Hi @anro
Thanks so much for the detailed response! I can see where your concern is coming from. Excellent research on date_of_birth, and thank you for noticing that this is not documented in our database schema section: Database schema conventions | Community Health Toolkit
I’ve created an issue to address this: Update database schema description to include all "hardcoded" fields · Issue #1183 · medic/cht-docs · GitHub
As far as the migration goes, I think you should not add a migration to the CHT directly, since this will be a one time run.
If you insist on migrating your data, you can just write a one-off script, using whatever software you want - it doesn’t even need to be JavaScript, and you can connect to CouchDb endpoints directly to read and edit documents.
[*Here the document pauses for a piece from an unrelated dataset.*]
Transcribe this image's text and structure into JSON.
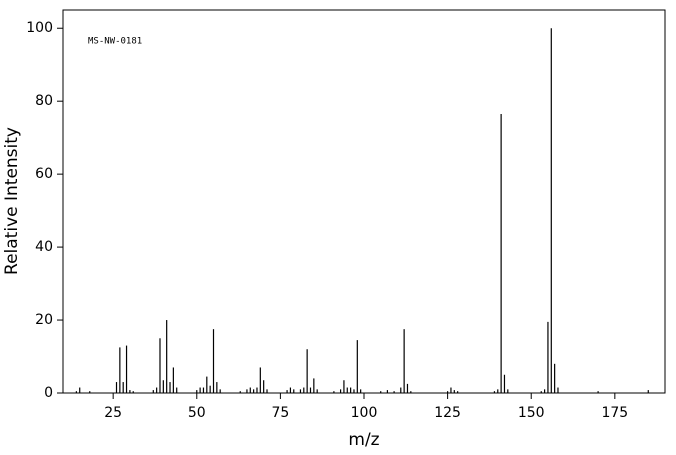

If you do choose to create a migration, migrations run once when the API service starts. If the migration succeeded, it will add an entry to a document called migration-log
, so that it will not run again on next startup.
Disruptions vary depending on how much data you are updating and how much data exists. I would not recommend doing a migration over a database with millions of docs.
From your example, you are using db.medic.allDocs
and iterating over all docs in the database. This will never work on an instance with millions of docs, the request will likely timeout or crash the process with an out of memory error. You will need to use other endpoints to get your data, and batch your requests. If you have a small dataset, this will work fine.
The disruption consists of several things:
- once you edit a document, every view that indexes that document will need to be updated. View catchups can be costly and view requests will not respond until views are up to date.
- once you edit a document, every device (users logged in on mobile phones) that has a copy of that document will need to download it again.
- API startup is delayed until migrations run. This will mean that while your migration code is running, your server is completely offline.
Points 1 & 2 apply even if you run a custom script to update the data.